- Original title: Sons of the South
- Written: 1887
- First published in: The Bulletin
- Country: Australia
- Language: English
- Publication date: 1 October 1887

Full text
- A Song of the Republic at Wikisource

= A Song of the Republic =

1887 poem by Australian writer Henry Lawson

"A Song of the Republic" (1887) is a poem by Australian poet Henry Lawson. It was the author's first published poem.

It was originally published in The Bulletin on 1 October 1887, and subsequently reprinted in other newspapers and periodicals and a number of Australian poetry anthologies.

==Critical reception==
Writing an overview of the author's career in 1919, Bertram Stevens said of the poem: "Monarchs were the traditional symbols of tyranny, so much of the unrest of the time expressed itself as republicanism; the average respectable citizen, by the way, regarded socialism, republicanism, communism, and anarchism as the same thing and all anathema.

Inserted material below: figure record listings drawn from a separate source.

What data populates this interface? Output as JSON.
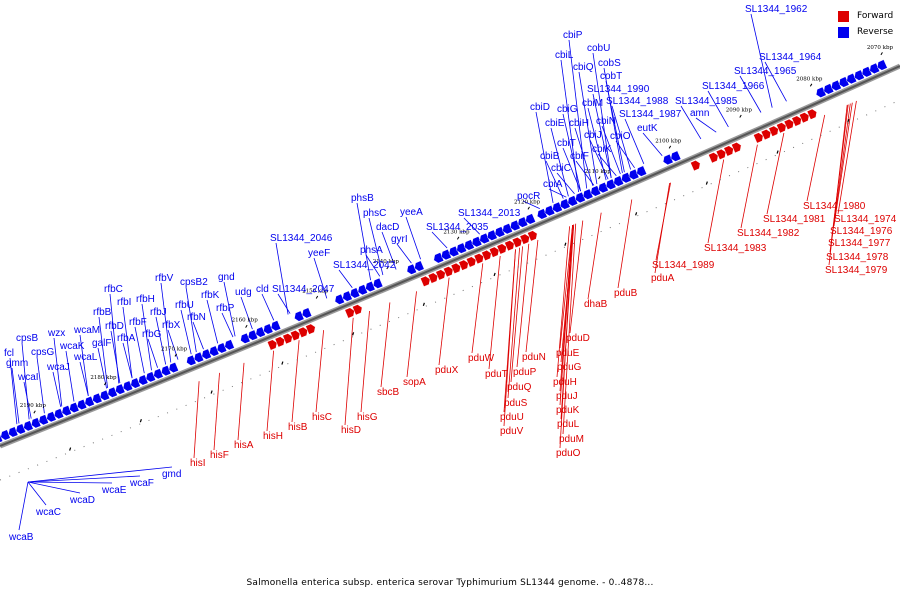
{
  "caption": "Salmonella enterica subsp. enterica serovar Typhimurium SL1344 genome. - 0..4878...",
  "legend": {
    "forward": "Forward",
    "reverse": "Reverse"
  },
  "colors": {
    "forward": "#dd0000",
    "reverse": "#0000ee",
    "backbone": "#555555"
  },
  "ticks": [
    "2190 kbp",
    "2180 kbp",
    "2170 kbp",
    "2160 kbp",
    "2150 kbp",
    "2140 kbp",
    "2130 kbp",
    "2120 kbp",
    "2110 kbp",
    "2100 kbp",
    "2090 kbp",
    "2080 kbp",
    "2070 kbp"
  ],
  "reverse_labels": [
    "fcl",
    "gmm",
    "cpsB",
    "cpsG",
    "wcaI",
    "wzx",
    "wcaJ",
    "wcaM",
    "wcaK",
    "galF",
    "wcaL",
    "rfbC",
    "rfbB",
    "rfbI",
    "rfbD",
    "rfbH",
    "rfbF",
    "rfbA",
    "rfbG",
    "rfbV",
    "rfbJ",
    "rfbU",
    "rfbX",
    "cpsB2",
    "rfbN",
    "rfbK",
    "gnd",
    "rfbP",
    "udg",
    "cld",
    "SL1344_2046",
    "SL1344_2047",
    "yeeF",
    "phsB",
    "phsC",
    "SL1344_2042",
    "phsA",
    "dacD",
    "yeeA",
    "gyrI",
    "SL1344_2035",
    "SL1344_2013",
    "pocR",
    "cbiA",
    "cbiD",
    "cbiB",
    "cbiC",
    "cbiE",
    "cbiG",
    "cbiT",
    "cbiF",
    "cbiH",
    "cbiL",
    "cbiQ",
    "cbiJ",
    "cbiK",
    "cbiM",
    "cbiN",
    "cbiP",
    "cbiO",
    "cobU",
    "cobS",
    "cobT",
    "SL1344_1990",
    "SL1344_1988",
    "SL1344_1987",
    "eutK",
    "SL1344_1985",
    "amn",
    "SL1344_1966",
    "SL1344_1965",
    "SL1344_1964",
    "SL1344_1962"
  ],
  "forward_labels": [
    "hisI",
    "hisF",
    "hisA",
    "hisH",
    "hisB",
    "hisC",
    "hisD",
    "hisG",
    "sbcB",
    "sopA",
    "pduX",
    "pduW",
    "pduT",
    "pduU",
    "pduV",
    "pduS",
    "pduQ",
    "pduP",
    "pduN",
    "pduH",
    "pduG",
    "pduE",
    "pduD",
    "pduJ",
    "pduK",
    "pduL",
    "pduM",
    "pduO",
    "dhaB",
    "pduB",
    "pduA",
    "SL1344_1989",
    "SL1344_1983",
    "SL1344_1982",
    "SL1344_1981",
    "SL1344_1980",
    "SL1344_1974",
    "SL1344_1976",
    "SL1344_1977",
    "SL1344_1978",
    "SL1344_1979"
  ],
  "reverse_bottom_labels": [
    "gmd",
    "wcaF",
    "wcaE",
    "wcaD",
    "wcaC",
    "wcaB"
  ]
}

Lawson set forth the aspirations of many of the submerged in a fiery 'Song of the Republic'.

The Oxford Companion to Australian Literature states that "A Song of the Republic" is "a stirring appeal to the 'Sons of the South' (the original title) to bring about a new social order."

==Publication history==

After the poem's initial publication in The Bulletin it was reprinted as follows:

- The Essential Henry Lawson : The Best Works of Australia's Greatest Writer edited Brian Kiernan, Currey O'Neil, 1982
- A Campfire Yarn : Henry Lawson Complete Works 1885-1900 edited by Leonard Cronin, Lansdowne, 1984
- The Poet's Discovery : Nineteenth Century Australia in Verse edited by Richard Douglas Jordan and Peter Pierce, Melbourne University Press, 1990
- Henry Lawson edited by Geoffrey Blainey, Text Publishing, 2002

==Notes==
- "The circumstances of its composition, acceptance and publication are recorded in Lawson's 'A Fragment of Autobiography'."